Mass of nitrogen = 0.0071 mol × 28.02 g/mol ≈ 0.198762 g.

Step 3: Calculate the percentage composition of nitrogen.

Percentage of nitrogen = (mass of nitrogen / mass of compound) × 100%.

Percentage of nitrogen = (0.198762 g / 1 g) × 100% ≈ 19.8762%.

Thus, the percentage composition of nitrogen is approximately 20%.

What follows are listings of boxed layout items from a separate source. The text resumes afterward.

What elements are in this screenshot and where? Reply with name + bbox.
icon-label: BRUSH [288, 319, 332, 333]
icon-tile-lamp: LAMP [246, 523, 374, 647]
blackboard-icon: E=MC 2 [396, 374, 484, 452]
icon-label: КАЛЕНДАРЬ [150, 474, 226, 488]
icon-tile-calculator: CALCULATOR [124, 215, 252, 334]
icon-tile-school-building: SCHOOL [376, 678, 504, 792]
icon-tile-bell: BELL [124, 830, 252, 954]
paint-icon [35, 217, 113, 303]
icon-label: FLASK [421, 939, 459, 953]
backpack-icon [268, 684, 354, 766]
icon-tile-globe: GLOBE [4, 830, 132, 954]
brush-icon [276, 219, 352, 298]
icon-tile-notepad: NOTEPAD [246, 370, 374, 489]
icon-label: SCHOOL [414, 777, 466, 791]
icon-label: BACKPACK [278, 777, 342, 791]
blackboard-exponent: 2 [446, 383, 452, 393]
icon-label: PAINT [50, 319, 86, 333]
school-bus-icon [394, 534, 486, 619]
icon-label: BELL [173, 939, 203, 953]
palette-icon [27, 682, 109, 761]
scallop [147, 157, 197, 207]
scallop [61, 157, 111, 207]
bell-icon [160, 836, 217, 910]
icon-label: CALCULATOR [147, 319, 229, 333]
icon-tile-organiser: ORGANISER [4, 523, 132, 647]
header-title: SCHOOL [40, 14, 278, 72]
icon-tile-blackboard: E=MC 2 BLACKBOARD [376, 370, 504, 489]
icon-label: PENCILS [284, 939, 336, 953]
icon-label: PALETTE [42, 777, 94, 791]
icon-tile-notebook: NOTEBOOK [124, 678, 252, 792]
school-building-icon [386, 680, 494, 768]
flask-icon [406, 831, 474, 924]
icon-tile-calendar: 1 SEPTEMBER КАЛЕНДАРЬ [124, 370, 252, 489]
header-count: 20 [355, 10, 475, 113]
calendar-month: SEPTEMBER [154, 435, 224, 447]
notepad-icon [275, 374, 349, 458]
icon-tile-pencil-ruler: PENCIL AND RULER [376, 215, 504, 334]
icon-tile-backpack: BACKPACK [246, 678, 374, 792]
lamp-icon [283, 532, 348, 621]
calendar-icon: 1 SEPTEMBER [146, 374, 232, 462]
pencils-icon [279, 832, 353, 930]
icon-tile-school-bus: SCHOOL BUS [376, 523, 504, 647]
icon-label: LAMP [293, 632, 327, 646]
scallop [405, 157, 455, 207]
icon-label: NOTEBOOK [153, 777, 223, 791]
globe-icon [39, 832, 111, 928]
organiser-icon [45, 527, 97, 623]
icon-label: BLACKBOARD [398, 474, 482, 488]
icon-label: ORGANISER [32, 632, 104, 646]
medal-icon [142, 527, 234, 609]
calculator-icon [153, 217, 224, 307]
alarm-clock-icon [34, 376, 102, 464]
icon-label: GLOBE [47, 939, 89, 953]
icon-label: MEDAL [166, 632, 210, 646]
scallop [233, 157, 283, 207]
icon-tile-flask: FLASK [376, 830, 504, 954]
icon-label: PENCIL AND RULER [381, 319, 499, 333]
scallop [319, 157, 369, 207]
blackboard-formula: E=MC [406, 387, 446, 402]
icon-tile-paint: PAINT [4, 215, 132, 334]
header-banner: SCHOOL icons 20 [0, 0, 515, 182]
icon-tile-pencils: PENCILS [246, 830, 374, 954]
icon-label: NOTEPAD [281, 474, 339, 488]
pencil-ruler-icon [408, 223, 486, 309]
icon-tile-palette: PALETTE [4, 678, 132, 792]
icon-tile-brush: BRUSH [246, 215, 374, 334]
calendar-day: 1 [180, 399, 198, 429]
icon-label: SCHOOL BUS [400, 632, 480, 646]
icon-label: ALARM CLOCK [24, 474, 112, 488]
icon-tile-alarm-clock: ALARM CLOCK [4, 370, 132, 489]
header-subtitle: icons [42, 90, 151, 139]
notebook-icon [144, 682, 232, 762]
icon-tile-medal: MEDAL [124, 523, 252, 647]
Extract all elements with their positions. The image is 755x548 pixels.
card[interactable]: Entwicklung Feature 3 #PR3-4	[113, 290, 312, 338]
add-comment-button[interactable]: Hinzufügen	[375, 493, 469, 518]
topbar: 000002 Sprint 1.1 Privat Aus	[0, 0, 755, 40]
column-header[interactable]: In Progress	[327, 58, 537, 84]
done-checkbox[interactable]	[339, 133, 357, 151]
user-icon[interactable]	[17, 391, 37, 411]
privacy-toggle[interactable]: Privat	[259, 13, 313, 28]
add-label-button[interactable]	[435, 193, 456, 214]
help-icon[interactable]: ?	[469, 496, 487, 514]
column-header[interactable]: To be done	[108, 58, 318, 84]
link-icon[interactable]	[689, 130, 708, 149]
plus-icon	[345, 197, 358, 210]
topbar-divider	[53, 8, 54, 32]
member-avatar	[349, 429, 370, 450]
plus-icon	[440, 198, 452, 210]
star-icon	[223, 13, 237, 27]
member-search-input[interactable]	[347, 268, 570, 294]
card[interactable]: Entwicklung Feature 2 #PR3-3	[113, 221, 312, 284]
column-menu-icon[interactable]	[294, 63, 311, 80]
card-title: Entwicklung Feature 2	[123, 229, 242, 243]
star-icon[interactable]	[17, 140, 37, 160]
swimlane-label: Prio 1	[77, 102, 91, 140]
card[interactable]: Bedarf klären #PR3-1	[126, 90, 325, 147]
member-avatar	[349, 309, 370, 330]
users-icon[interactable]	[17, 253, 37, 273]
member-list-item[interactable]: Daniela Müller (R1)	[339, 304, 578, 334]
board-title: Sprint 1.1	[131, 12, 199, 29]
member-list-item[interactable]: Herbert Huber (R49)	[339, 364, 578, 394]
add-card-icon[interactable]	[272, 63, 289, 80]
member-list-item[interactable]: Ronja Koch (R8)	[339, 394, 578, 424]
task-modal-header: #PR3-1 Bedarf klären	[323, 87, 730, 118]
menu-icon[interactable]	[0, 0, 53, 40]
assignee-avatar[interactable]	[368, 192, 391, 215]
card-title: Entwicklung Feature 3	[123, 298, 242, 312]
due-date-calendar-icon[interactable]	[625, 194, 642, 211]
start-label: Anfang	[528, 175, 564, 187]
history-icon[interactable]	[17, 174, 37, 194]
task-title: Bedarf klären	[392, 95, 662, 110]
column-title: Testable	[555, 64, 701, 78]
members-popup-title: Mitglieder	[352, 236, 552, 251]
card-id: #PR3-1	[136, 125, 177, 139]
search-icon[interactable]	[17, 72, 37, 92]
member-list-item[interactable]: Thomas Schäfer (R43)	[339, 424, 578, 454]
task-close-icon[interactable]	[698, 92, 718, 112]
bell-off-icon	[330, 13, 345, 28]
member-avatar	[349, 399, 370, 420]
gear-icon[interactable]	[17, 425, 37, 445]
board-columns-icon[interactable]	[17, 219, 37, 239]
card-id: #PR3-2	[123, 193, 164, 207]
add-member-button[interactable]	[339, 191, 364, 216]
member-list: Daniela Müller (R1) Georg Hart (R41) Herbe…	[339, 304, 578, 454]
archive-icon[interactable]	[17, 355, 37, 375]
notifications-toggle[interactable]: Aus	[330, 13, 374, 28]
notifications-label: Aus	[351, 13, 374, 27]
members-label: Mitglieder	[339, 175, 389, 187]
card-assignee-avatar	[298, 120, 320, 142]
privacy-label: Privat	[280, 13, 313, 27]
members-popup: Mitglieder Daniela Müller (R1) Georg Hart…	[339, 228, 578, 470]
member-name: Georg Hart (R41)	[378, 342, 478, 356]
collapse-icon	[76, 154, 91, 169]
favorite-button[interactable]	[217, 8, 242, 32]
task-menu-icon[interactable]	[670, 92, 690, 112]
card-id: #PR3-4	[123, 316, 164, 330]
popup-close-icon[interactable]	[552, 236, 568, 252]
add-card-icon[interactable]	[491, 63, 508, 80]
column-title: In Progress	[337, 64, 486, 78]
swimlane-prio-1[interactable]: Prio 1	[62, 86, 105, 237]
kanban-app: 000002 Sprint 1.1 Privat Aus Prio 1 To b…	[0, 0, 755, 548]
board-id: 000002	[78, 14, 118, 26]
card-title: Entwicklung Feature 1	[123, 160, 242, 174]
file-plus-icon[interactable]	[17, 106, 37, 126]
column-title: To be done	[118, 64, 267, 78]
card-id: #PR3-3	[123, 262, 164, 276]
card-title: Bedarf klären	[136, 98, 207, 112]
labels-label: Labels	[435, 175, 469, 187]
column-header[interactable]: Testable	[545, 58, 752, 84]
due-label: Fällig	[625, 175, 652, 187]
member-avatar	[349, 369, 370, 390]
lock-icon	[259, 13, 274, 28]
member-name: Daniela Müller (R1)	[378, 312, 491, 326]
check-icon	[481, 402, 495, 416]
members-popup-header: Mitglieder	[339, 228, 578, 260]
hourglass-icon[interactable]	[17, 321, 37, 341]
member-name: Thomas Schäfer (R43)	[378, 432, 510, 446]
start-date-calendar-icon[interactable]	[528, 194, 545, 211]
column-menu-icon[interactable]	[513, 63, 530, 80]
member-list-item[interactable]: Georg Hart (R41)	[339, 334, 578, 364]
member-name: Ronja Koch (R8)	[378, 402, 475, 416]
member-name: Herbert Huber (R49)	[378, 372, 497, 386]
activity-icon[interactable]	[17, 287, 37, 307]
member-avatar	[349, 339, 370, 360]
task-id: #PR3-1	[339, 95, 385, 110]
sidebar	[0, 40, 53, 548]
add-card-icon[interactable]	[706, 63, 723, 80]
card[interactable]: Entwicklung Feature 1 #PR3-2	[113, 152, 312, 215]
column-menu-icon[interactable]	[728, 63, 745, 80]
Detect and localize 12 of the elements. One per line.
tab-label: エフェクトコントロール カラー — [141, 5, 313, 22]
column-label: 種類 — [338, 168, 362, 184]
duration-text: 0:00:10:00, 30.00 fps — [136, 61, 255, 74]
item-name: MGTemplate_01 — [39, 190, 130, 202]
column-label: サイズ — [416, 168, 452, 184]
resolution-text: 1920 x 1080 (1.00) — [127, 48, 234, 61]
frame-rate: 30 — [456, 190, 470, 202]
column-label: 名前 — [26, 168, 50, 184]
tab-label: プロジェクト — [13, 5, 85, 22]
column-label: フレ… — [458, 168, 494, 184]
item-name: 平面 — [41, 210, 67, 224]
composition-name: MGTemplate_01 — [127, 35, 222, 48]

Conclusion: The calculated percentage composition of nitrogen aligns with the expected range of 20%.

Answer 2

1. Calculate the partial pressure of $\mathrm{N}_{2}$: \[ \mathrm{p}_{\mathrm{N}_2} = 900 \mathrm{~mm~Hg} - 15 \mathrm{~mm~Hg} = 885 \mathrm{~mm~Hg} \]
2. Calculate the moles of $\mathrm{N}_{2}$: \[ \text{Moles of } \mathrm{N}_2 = \frac{885 \mathrm{~mm~Hg} \times 0.15 \mathrm{~L}}{0.0821 \mathrm{~L~atm/mol} \times 300 \mathrm{~K}} = 0.0071 \mathrm{~mol} \]
3. Calculate the percentage of nitrogen: \[ \text{Percentage of nitrogen} = \frac{0.0071 \mathrm{~mol} \times 28 \mathrm{~g/mol}}{1 \mathrm{~g}} \times 100 = 19.85% \approx 20% \] Therefore, the correct answer is (20).